There is no good evidence to contradict Iran's claim it doesn't want nuclear weapons. The list of other countries capable of enriching uranium to 19.75% includes Brazil, China, France, Germany, India, Israel, Japan, Holland, North Korea, South Korea, Pakistan, Russia, Britain and the US.
There would be nothing extraordinary about Iran joining this list, and none of the others on it, except North Korea, are being sanctioned —for actually making a bomb.
South Korea was never sanctioned for secretly enriching to 77%, near bomb grade, something Iran has never been accused of.
It would be dangerous if Iran decided to enrich uranium to 95% to make a bomb. To do so, it would have to evade all US electronic surveillance, withdraw from the Nuclear Non-Proliferation Treaty and throw out the UN inspectors.

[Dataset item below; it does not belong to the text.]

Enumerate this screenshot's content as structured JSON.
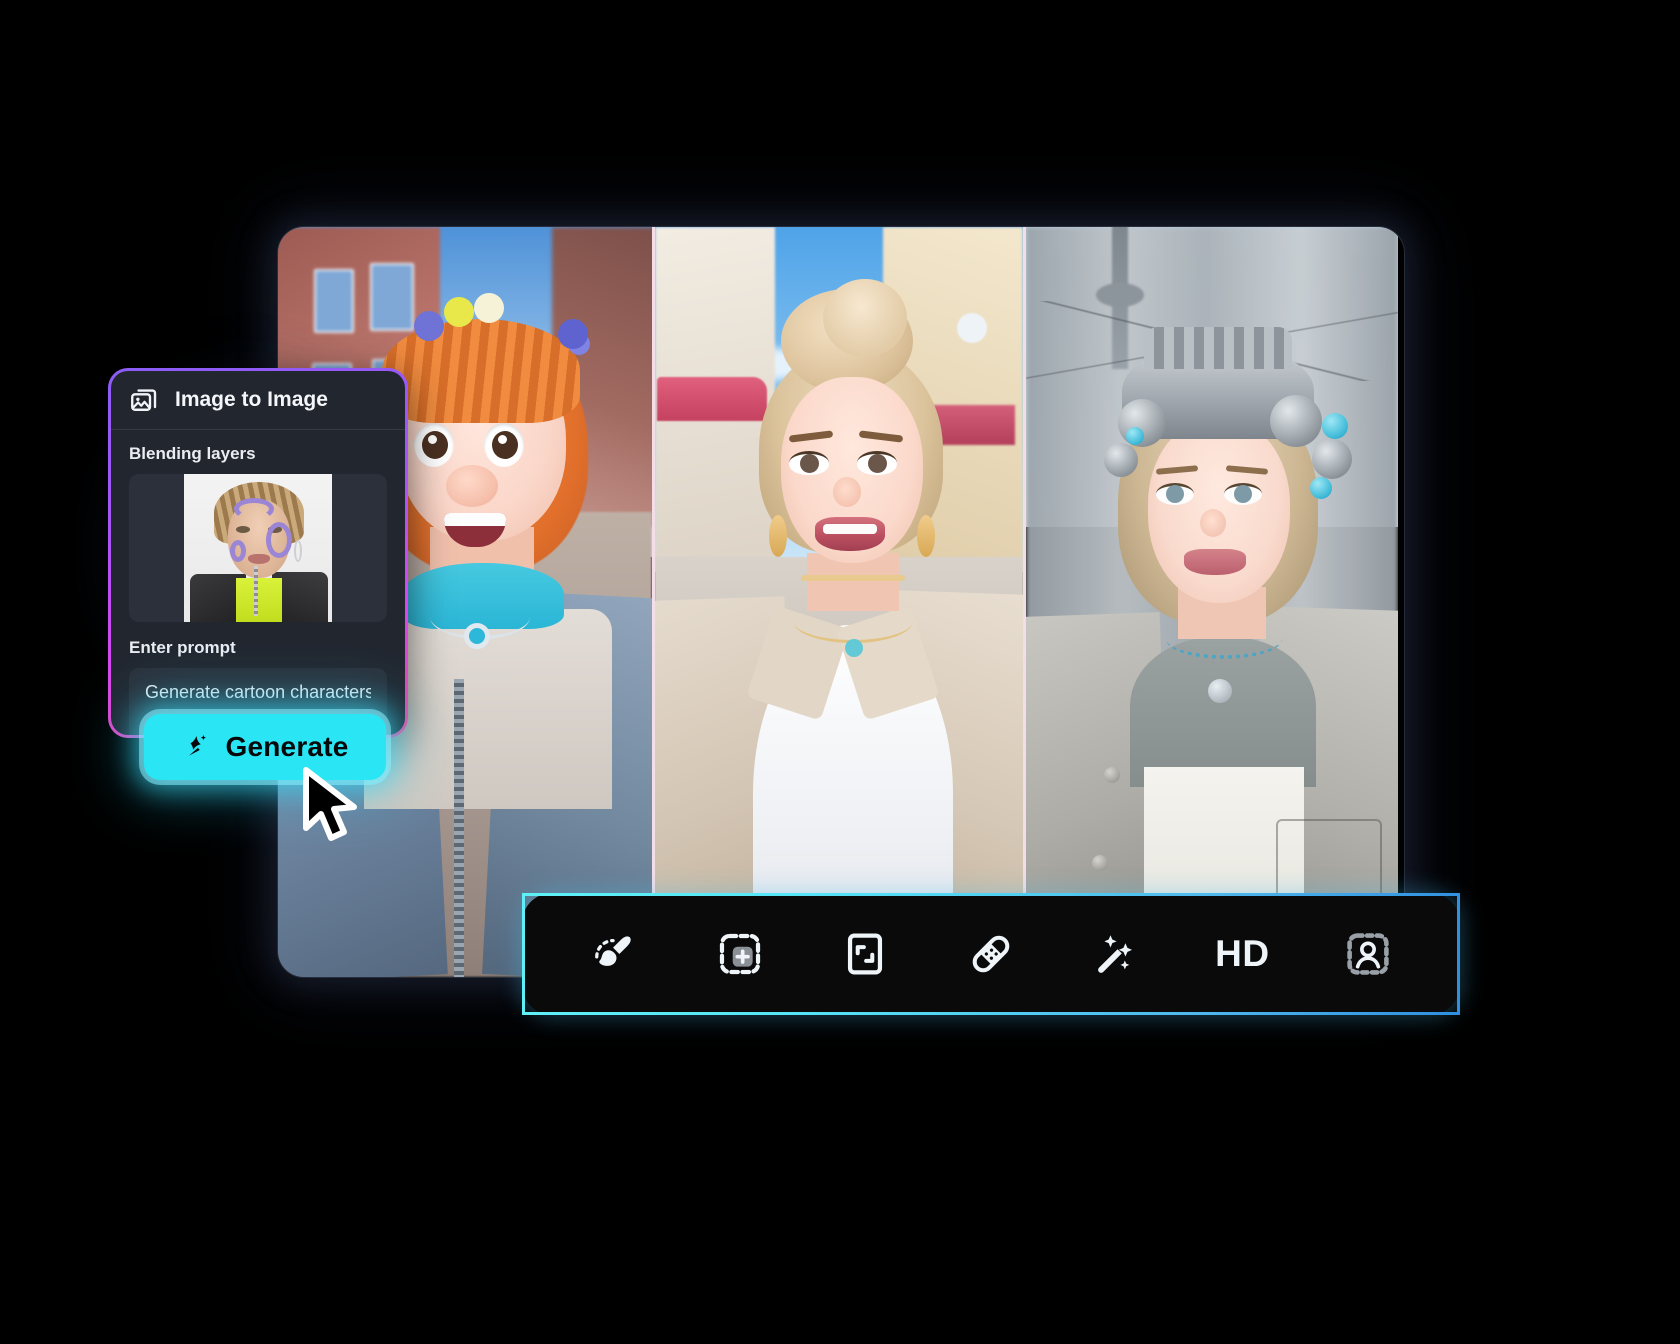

No country actively and continuously inspected by the IAEA has ever developed an atomic bomb.
The US has also been successful in enticing Iranian nuclear physicists to defect, with insider knowledge and documents. The idea that Iran could conceal a major enrichment facility somewhere is far-fetched, because enrichment is a water- and electricity-intensive activity that can be detected.
Even just the building activity for the new small facility near Qom showed up on US satellite surveillance.
Iran is already producing low enriched uranium for reactor fuel. That it has decided to produce a higher grade for its medical infrastructure is neither surprising nor a cause for panic.